I think that you got confused by not noticing the double loop that interpolates the du_dot_du vector into quadrature points. At least, I did not notice yesterday and that's why I thought we were multiplying by an extra phi. Well, we are not.
So, I'd like to see the input file you used that lead to the conclusion our du_dot_du is wrong...
lw4992
commented
10 years ago Only residual printing out can not indicate the issue since the Jacobian matrix size is so small. The residual convergence are almost same even though matrix is different. You should display the Jacbian matrix both hand-coded and FD with petsc by
petsc_options = '-ksp_monitor -ksp_view -snes_test_display'
petsc_options_iname = '-pc_type -snes_type'
petsc_options_value = 'lu test' Here are my tests. The first case follows moose/test/tests/dgkernels/2d_diffusion_dg/2d_diffusion_dg.i. It is a steay case. Add the following block to display Jacobian matrix.
[Preconditioning]
[./SMP]
type = SMP
full = true
petsc_options = '-ksp_monitor -ksp_view -snes_test_display'
petsc_options_iname = '-pc_type -snes_type'
petsc_options_value = 'lu test'
[../]
[]It's OK!
Norm of matrix ratio 4.64326e-10 difference 3.2405e-08 (user-defined state)

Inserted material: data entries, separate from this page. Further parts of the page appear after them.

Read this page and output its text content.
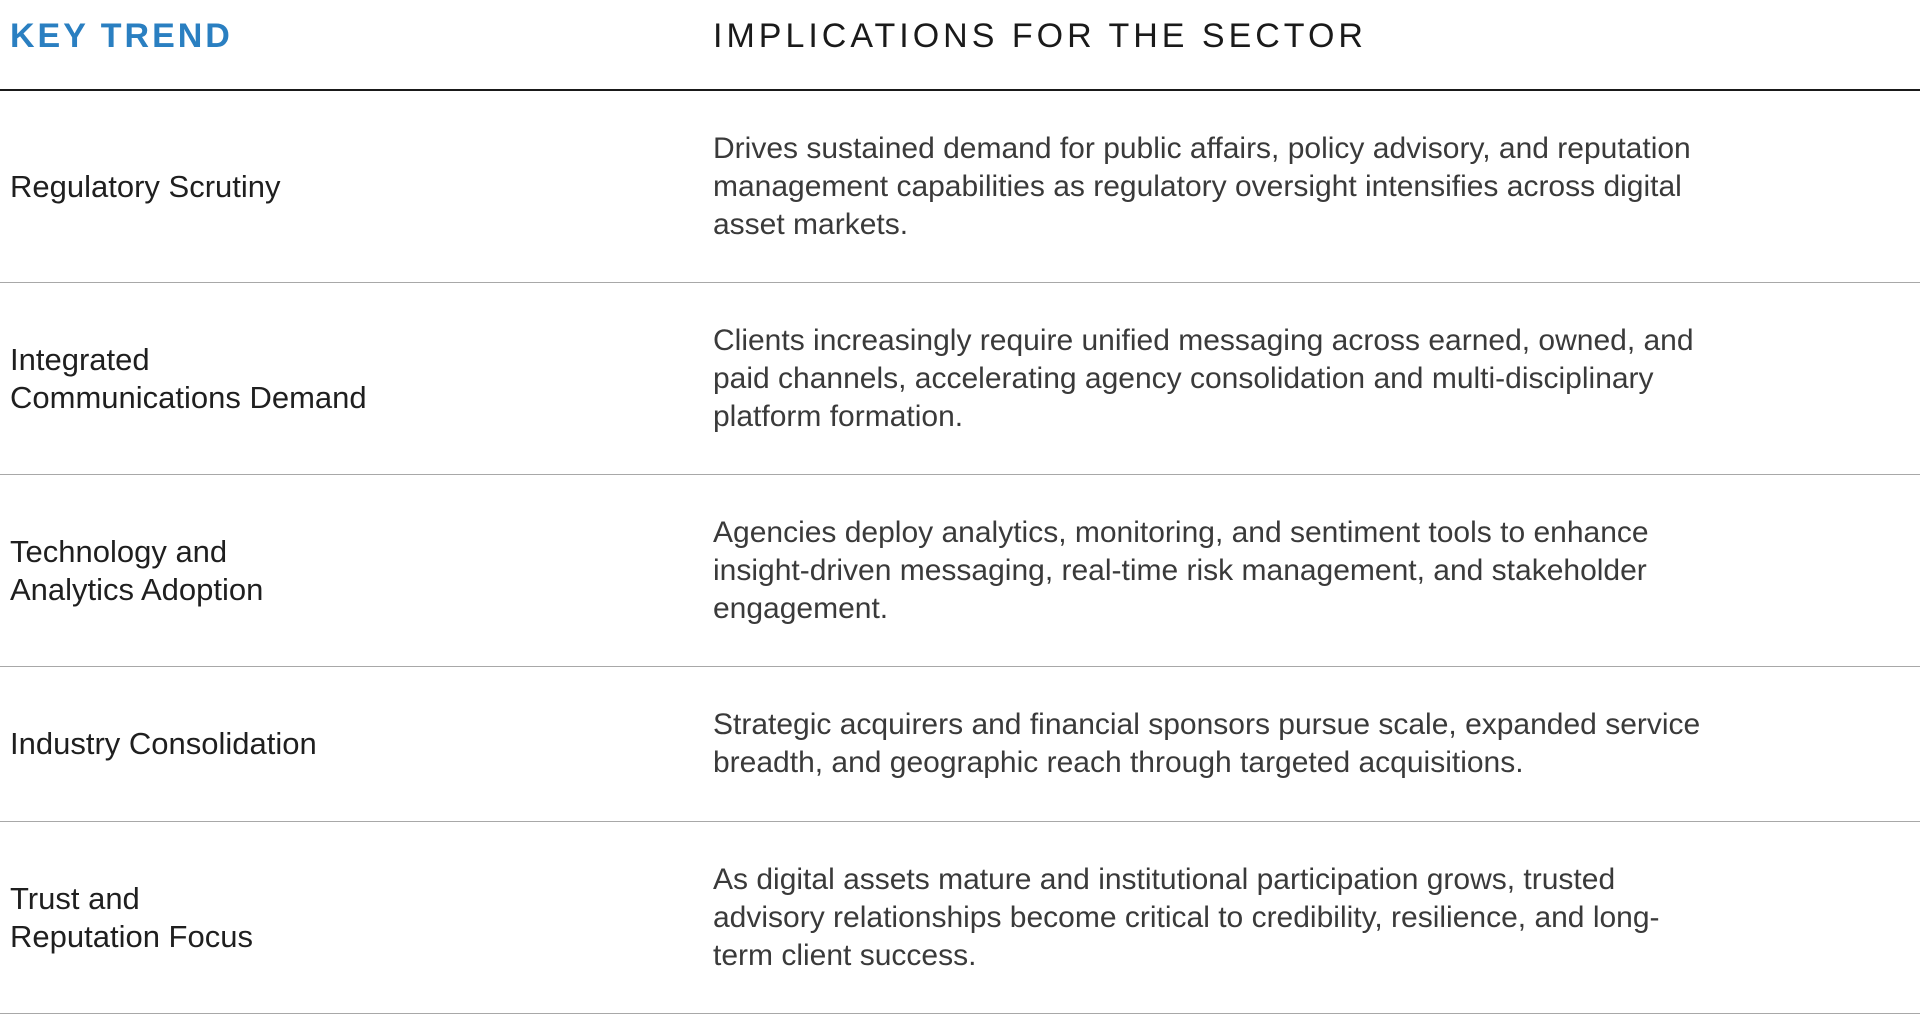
KEY TREND	IMPLICATIONS FOR THE SECTOR
Regulatory Scrutiny
Drives sustained demand for public affairs, policy advisory, and reputation management capabilities as regulatory oversight intensifies across digital asset markets.
Integrated
Communications Demand
Clients increasingly require unified messaging across earned, owned, and paid channels, accelerating agency consolidation and multi-disciplinary platform formation.
Technology and
Analytics Adoption
Agencies deploy analytics, monitoring, and sentiment tools to enhance insight-driven messaging, real-time risk management, and stakeholder engagement.
Industry Consolidation
Strategic acquirers and financial sponsors pursue scale, expanded service breadth, and geographic reach through targeted acquisitions.
Trust and
Reputation Focus
As digital assets mature and institutional participation grows, trusted advisory relationships become critical to credibility, resilience, and long-term client success.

Secondly, A TimeDerivative kernel was added into the input file to test TimeDerivative::computeQpJacobian() for transient case. The difference of matrix can be observed clearly.

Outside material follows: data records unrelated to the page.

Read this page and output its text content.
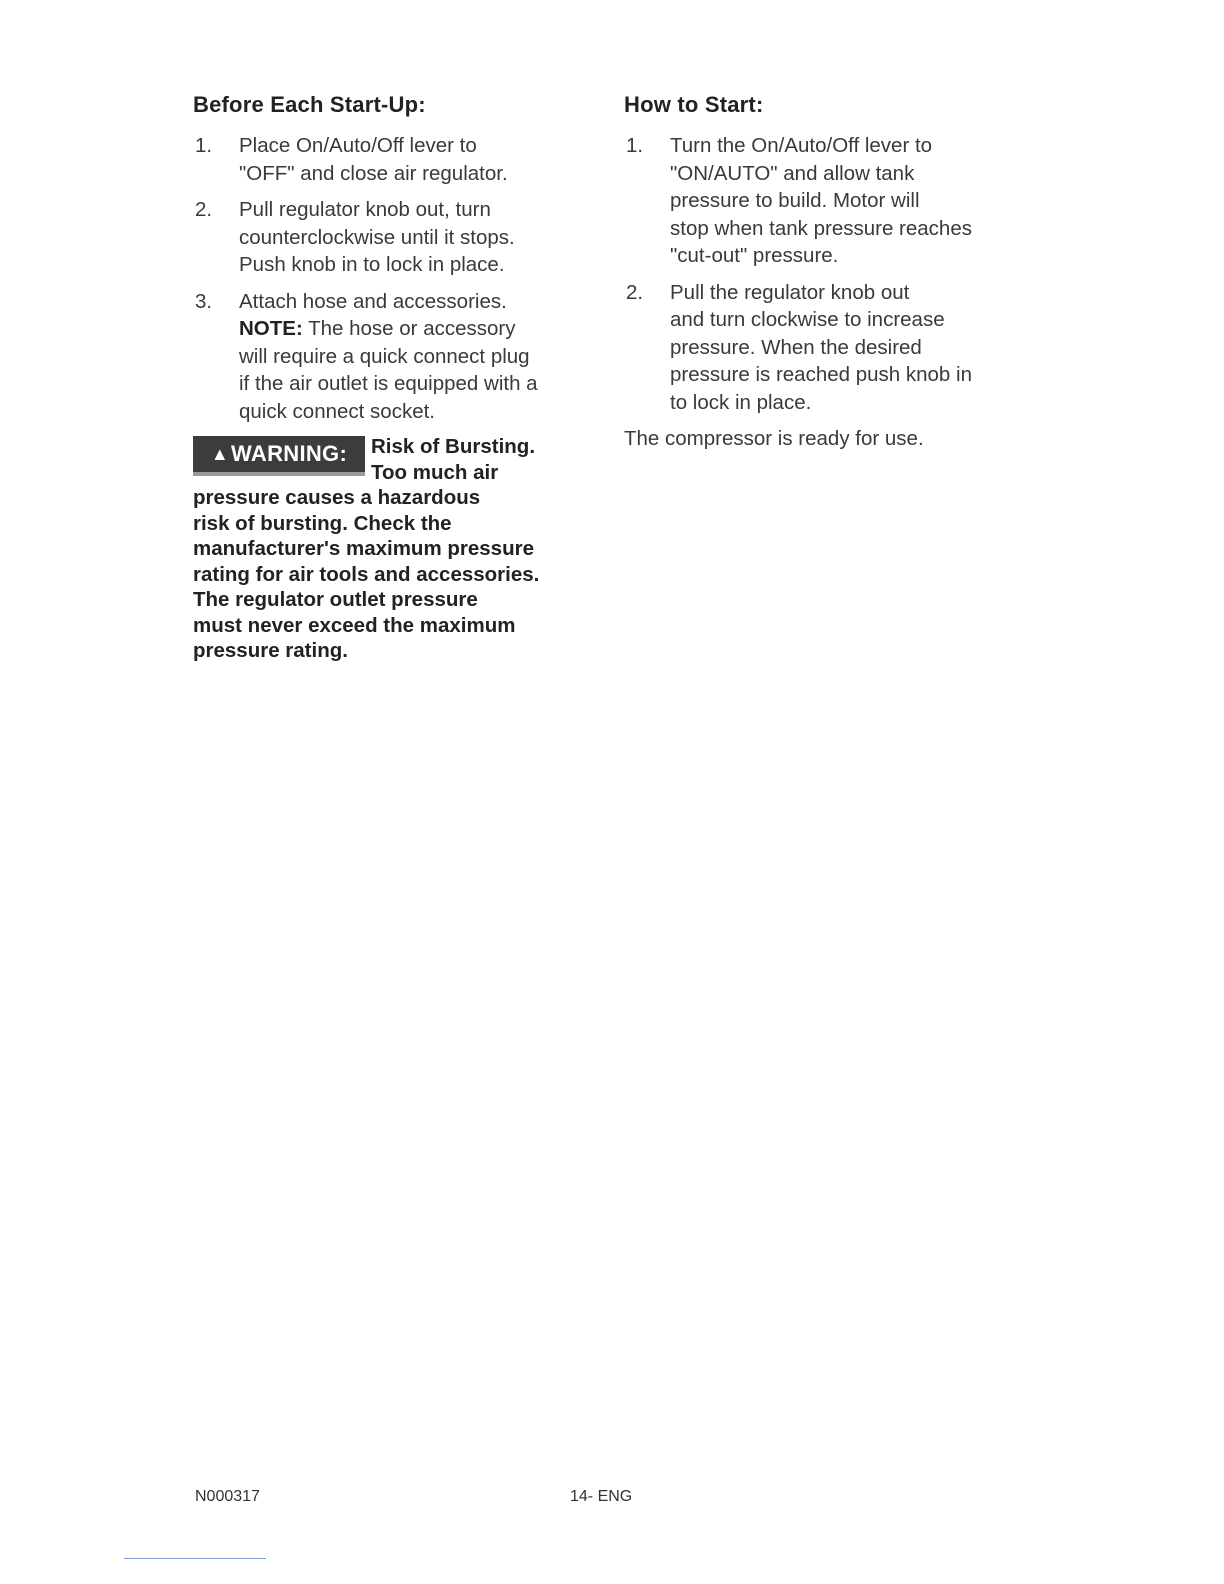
Before Each Start-Up:
1. Place On/Auto/Off lever to
"OFF" and close air regulator.
2. Pull regulator knob out, turn
counterclockwise until it stops.
Push knob in to lock in place.
3. Attach hose and accessories.
NOTE: The hose or accessory
will require a quick connect plug
if the air outlet is equipped with a
quick connect socket.
▲WARNING:	Risk of Bursting.
Too much air
pressure causes a hazardous
risk of bursting. Check the
manufacturer's maximum pressure
rating for air tools and accessories.
The regulator outlet pressure
must never exceed the maximum
pressure rating.
How to Start:
1. Turn the On/Auto/Off lever to
"ON/AUTO" and allow tank
pressure to build. Motor will
stop when tank pressure reaches
"cut-out" pressure.
2. Pull the regulator knob out
and turn clockwise to increase
pressure. When the desired
pressure is reached push knob in
to lock in place.
The compressor is ready for use.
N000317	14- ENG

Norm of matrix ratio 0.00477622 difference 0.333333 (user-defined state)
Lastly, with my "fix", test the transient case again. It's OK!
I don't know how to upload a file. Here is the copy of transient test.
[Mesh]
type = GeneratedMesh
dim = 2
nx = 2
ny = 2
# xmin = -1
# xmax = 1
# ymin = -1
# ymax = 1
xmin = 0
xmax = 1
ymin = 0
ymax = 1
elem_type = QUAD4
[]
[Variables]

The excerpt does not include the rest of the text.